140 Characters | #njpoet

I’m tired of people mocking the 140 character limit on Twitter. And, to be honest, it’s a tell. I always know I’m dealing with a Twitter novice when the 140 limit comes up.

What can you say in just 140 characters? they ask, sometimes scoffing and rolling their eyes. To which I sometimes reply:

“Ask Emily Dickinson.”

Or, sometimes I respond as William Carlos Williams:

so much depends
upon

a red wheel
barrow

glazed with rain
water

beside the white
chickens.

That’s 48 characters, including the stanza breaks. A lot has already been done in 140 characters or less, I argue.

Ok, fine! My colleagues might object. But that’s poetry, and we’re all biased towards novels and short stories.

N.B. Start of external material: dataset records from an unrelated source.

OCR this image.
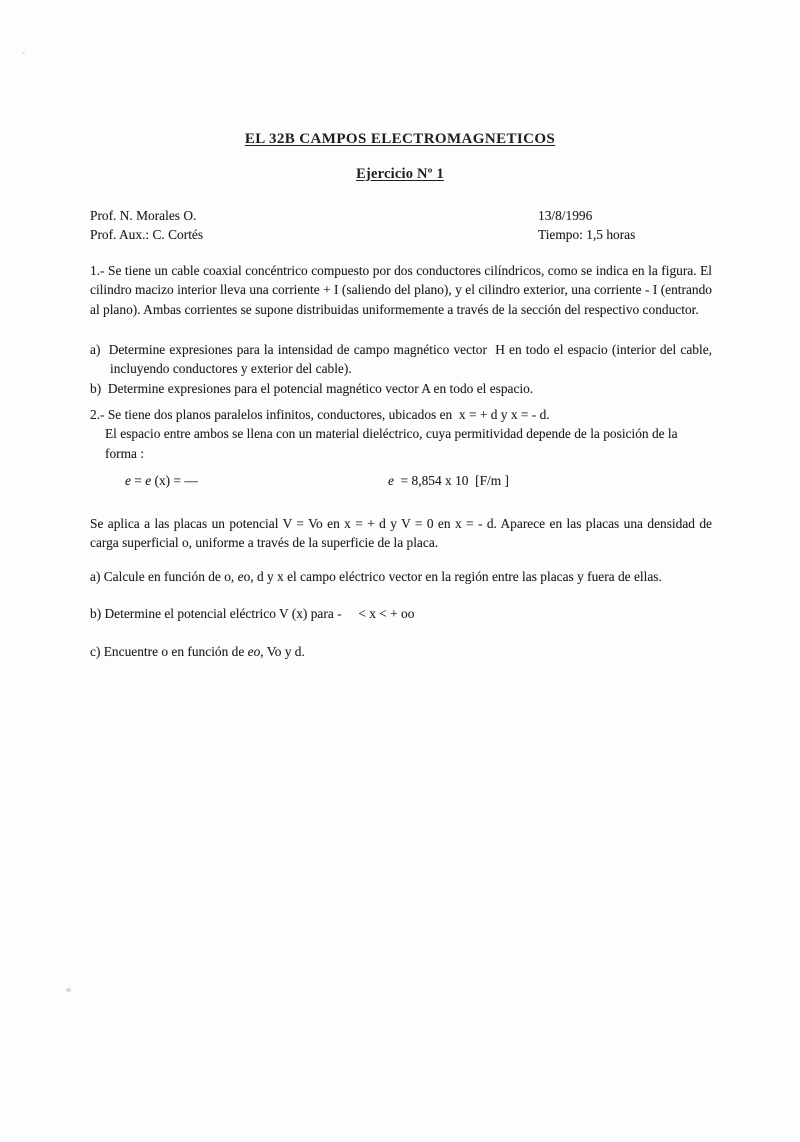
EL 32B CAMPOS ELECTROMAGNETICOS
Ejercicio Nº 1
Prof. N. Morales O.
Prof. Aux.: C. Cortés
13/8/1996
Tiempo: 1,5 horas
1.- Se tiene un cable coaxial concéntrico compuesto por dos conductores cilíndricos, como se indica en la figura. El cilindro macizo interior lleva una corriente + I (saliendo del plano), y el cilindro exterior, una corriente - I (entrando al plano). Ambas corrientes se supone distribuidas uniformemente a través de la sección del respectivo conductor.
a)  Determine expresiones para la intensidad de campo magnético vector  H en todo el espacio (interior del cable, incluyendo conductores y exterior del cable).
b)  Determine expresiones para el potencial magnético vector A en todo el espacio.
2.- Se tiene dos planos paralelos infinitos, conductores, ubicados en  x = + d y x = - d.
El espacio entre ambos se llena con un material dieléctrico, cuya permitividad depende de la posición de la forma :
e = e (x) = —	e  = 8,854 x 10  [F/m ]
Se aplica a las placas un potencial V = Vo en x = + d y V = 0 en x = - d. Aparece en las placas una densidad de carga superficial o, uniforme a través de la superficie de la placa.
a) Calcule en función de o, eo, d y x el campo eléctrico vector en la región entre las placas y fuera de ellas.
b) Determine el potencial eléctrico V (x) para -     < x < + oo
c) Encuentre o en función de eo, Vo y d.
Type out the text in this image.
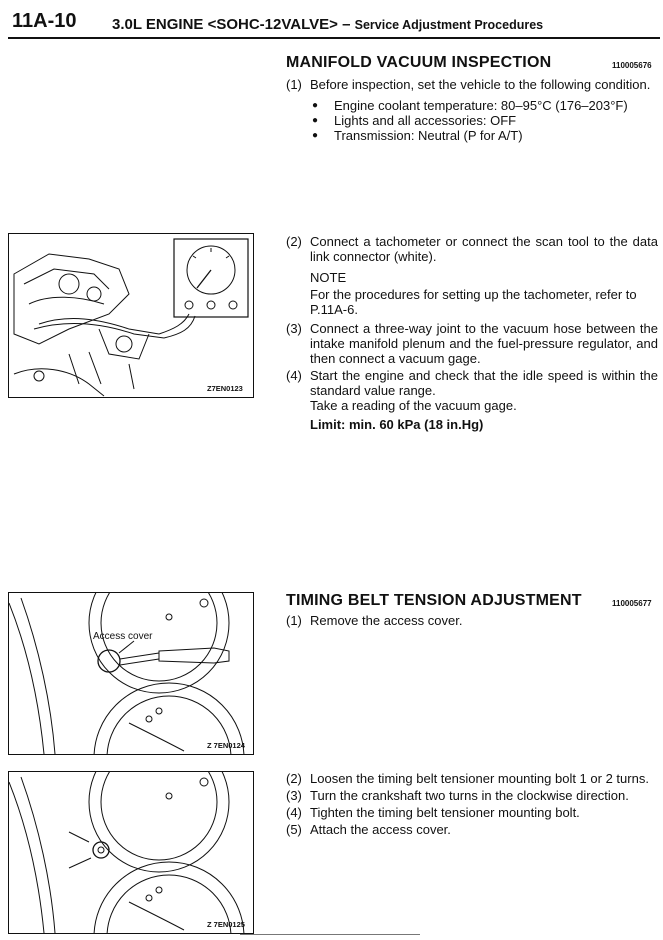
11A-10 3.0L ENGINE <SOHC-12VALVE> – Service Adjustment Procedures
MANIFOLD VACUUM INSPECTION	110005676
(1) Before inspection, set the vehicle to the following condition.
● Engine coolant temperature: 80–95°C (176–203°F)
● Lights and all accessories: OFF
● Transmission: Neutral (P for A/T)
(2) Connect a tachometer or connect the scan tool to the data link connector (white).
NOTE
For the procedures for setting up the tachometer, refer to P.11A-6.
(3) Connect a three-way joint to the vacuum hose between the intake manifold plenum and the fuel-pressure regulator, and then connect a vacuum gage.
(4) Start the engine and check that the idle speed is within the standard value range.
Take a reading of the vacuum gage.
Limit: min. 60 kPa (18 in.Hg)
Z7EN0123
TIMING BELT TENSION ADJUSTMENT	110005677
(1) Remove the access cover.
Access cover
Z 7EN0124
(2) Loosen the timing belt tensioner mounting bolt 1 or 2 turns.
(3) Turn the crankshaft two turns in the clockwise direction.
(4) Tighten the timing belt tensioner mounting bolt.
(5) Attach the access cover.
Z 7EN0125
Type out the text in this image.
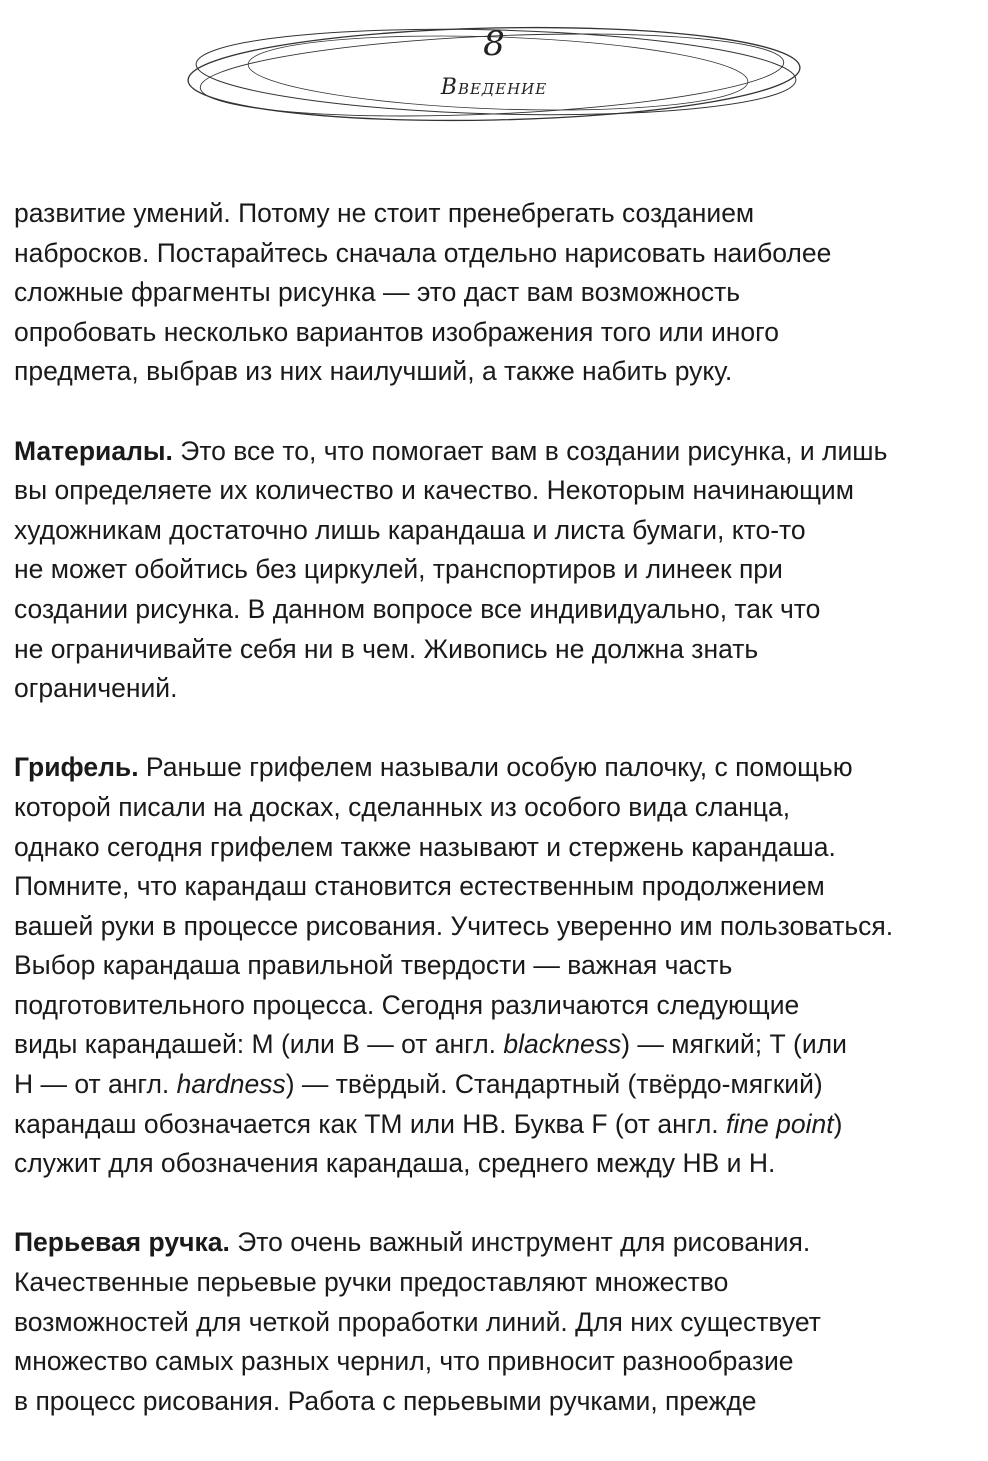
8
Введение
развитие умений. Потому не стоит пренебрегать созданием
набросков. Постарайтесь сначала отдельно нарисовать наиболее
сложные фрагменты рисунка — это даст вам возможность
опробовать несколько вариантов изображения того или иного
предмета, выбрав из них наилучший, а также набить руку.
Материалы. Это все то, что помогает вам в создании рисунка, и лишь
вы определяете их количество и качество. Некоторым начинающим
художникам достаточно лишь карандаша и листа бумаги, кто-то
не может обойтись без циркулей, транспортиров и линеек при
создании рисунка. В данном вопросе все индивидуально, так что
не ограничивайте себя ни в чем. Живопись не должна знать
ограничений.
Грифель. Раньше грифелем называли особую палочку, с помощью
которой писали на досках, сделанных из особого вида сланца,
однако сегодня грифелем также называют и стержень карандаша.
Помните, что карандаш становится естественным продолжением
вашей руки в процессе рисования. Учитесь уверенно им пользоваться.
Выбор карандаша правильной твердости — важная часть
подготовительного процесса. Сегодня различаются следующие
виды карандашей: М (или В — от англ. blackness) — мягкий; Т (или
Н — от англ. hardness) — твёрдый. Стандартный (твёрдо-мягкий)
карандаш обозначается как ТМ или НВ. Буква F (от англ. fine point)
служит для обозначения карандаша, среднего между НВ и Н.
Перьевая ручка. Это очень важный инструмент для рисования.
Качественные перьевые ручки предоставляют множество
возможностей для четкой проработки линий. Для них существует
множество самых разных чернил, что привносит разнообразие
в процесс рисования. Работа с перьевыми ручками, прежде
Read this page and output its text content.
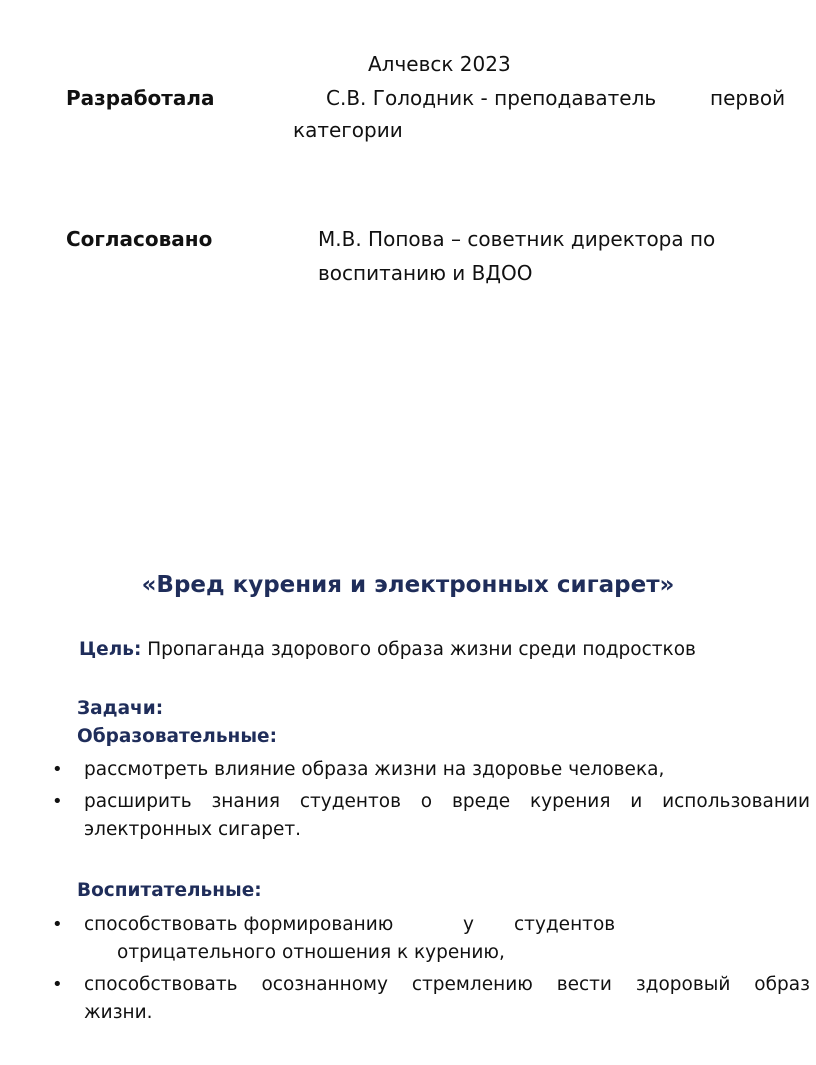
Алчевск 2023
Разработала	С.В. Голодник - преподаватель	первой
категории
Согласовано	М.В. Попова – советник директора по
воспитанию и ВДОО
«Вред курения и электронных сигарет»
Цель: Пропаганда здорового образа жизни среди подростков
Задачи:
Образовательные:
• рассмотреть влияние образа жизни на здоровье человека,
• расширить знания студентов о вреде курения и использовании
электронных сигарет.
Воспитательные:
• способствовать формированию	у студентов
отрицательного отношения к курению,
• способствовать осознанному стремлению вести здоровый образ
жизни.
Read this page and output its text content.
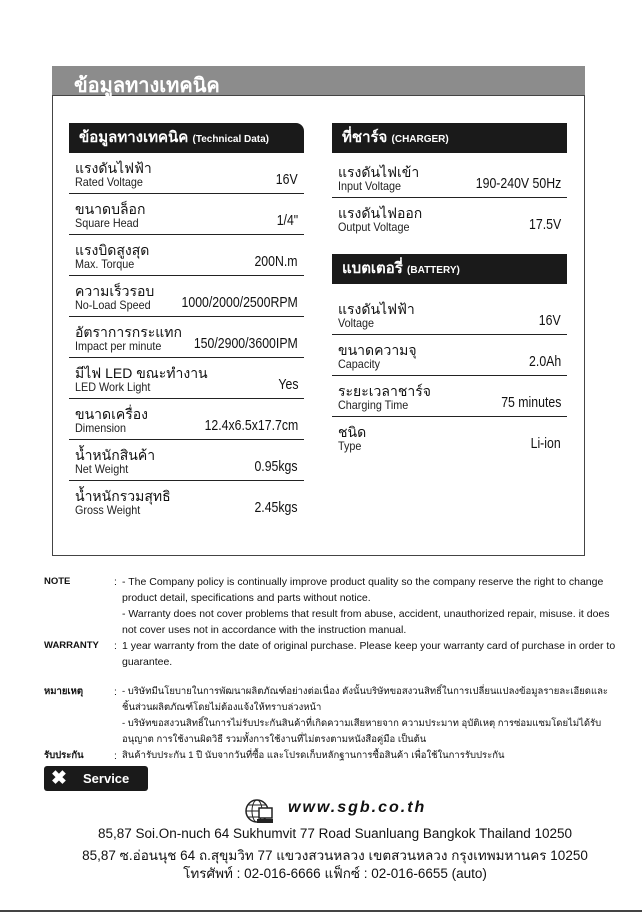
ข้อมูลทางเทคนิค
ข้อมูลทางเทคนิค (Technical Data)
แรงดันไฟฟ้า
Rated Voltage	16V
ขนาดบล็อก
Square Head	1/4"
แรงบิดสูงสุด
Max. Torque	200N.m
ความเร็วรอบ
No-Load Speed 1000/2000/2500RPM
อัตราการกระแทก
Impact per minute 150/2900/3600IPM
มีไฟ LED ขณะทำงาน
LED Work Light	Yes
ขนาดเครื่อง
Dimension	12.4x6.5x17.7cm
น้ำหนักสินค้า
Net Weight	0.95kgs
น้ำหนักรวมสุทธิ
Gross Weight	2.45kgs
ที่ชาร์จ (CHARGER)
แรงดันไฟเข้า
Input Voltage	190-240V 50Hz
แรงดันไฟออก
Output Voltage	17.5V
แบตเตอรี่ (BATTERY)
แรงดันไฟฟ้า
Voltage	16V
ขนาดความจุ
Capacity	2.0Ah
ระยะเวลาชาร์จ
Charging Time	75 minutes
ชนิด
Type	Li-ion
NOTE	: - The Company policy is continually improve product quality so the company reserve the right to change product detail, specifications and parts without notice.
- Warranty does not cover problems that result from abuse, accident, unauthorized repair, misuse. it does not cover uses not in accordance with the instruction manual.
WARRANTY	: 1 year warranty from the date of original purchase. Please keep your warranty card of purchase in order to guarantee.
หมายเหตุ	: - บริษัทมีนโยบายในการพัฒนาผลิตภัณฑ์อย่างต่อเนื่อง ดังนั้นบริษัทขอสงวนสิทธิ์ในการเปลี่ยนแปลงข้อมูลรายละเอียดและชิ้นส่วนผลิตภัณฑ์โดยไม่ต้องแจ้งให้ทราบล่วงหน้า
- บริษัทขอสงวนสิทธิ์ในการไม่รับประกันสินค้าที่เกิดความเสียหายจาก ความประมาท อุบัติเหตุ การซ่อมแซมโดยไม่ได้รับอนุญาต การใช้งานผิดวิธี รวมทั้งการใช้งานที่ไม่ตรงตามหนังสือคู่มือ เป็นต้น
รับประกัน	: สินค้ารับประกัน 1 ปี นับจากวันที่ซื้อ และโปรดเก็บหลักฐานการซื้อสินค้า เพื่อใช้ในการรับประกัน
✖ Service
www.sgb.co.th
85,87 Soi.On-nuch 64 Sukhumvit 77 Road Suanluang Bangkok Thailand 10250
85,87 ซ.อ่อนนุช 64 ถ.สุขุมวิท 77 แขวงสวนหลวง เขตสวนหลวง กรุงเทพมหานคร 10250
โทรศัพท์ : 02-016-6666 แฟ็กซ์ : 02-016-6655 (auto)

“And world-class stories really can’t be told in just 140 characters.”

So declares the engraved billboard that’s bolted to one of the buildings on my new campus—the opinion of a member of the Full-Time English Faculty, one of the real professors.

What a place for a Twitter poet to land, I sighed.

Then, this crazy notion: maybe tweets, in the end, are just sentences. And maybe a series of tweets, arranged somehow—in a stream of some sort—maybe that would be just like a paragraph!

Gasp.

Maybe a skilled writer could learn to craft this “Twitter Stream,” to make the stream long enough, consistent enough, so that narrative arcs and characters could and would naturally emerge.

It would probably take years.

It would probably, at some point, take on a life of its own.

Amazing things happen when you take the time to fully participate in the Twitter culture, to grow an active following, to create a list of your closest community members—your tweeps—and support them as much as, more than, they support you.

There’s a lot more going on than 140 characters, I can assure you.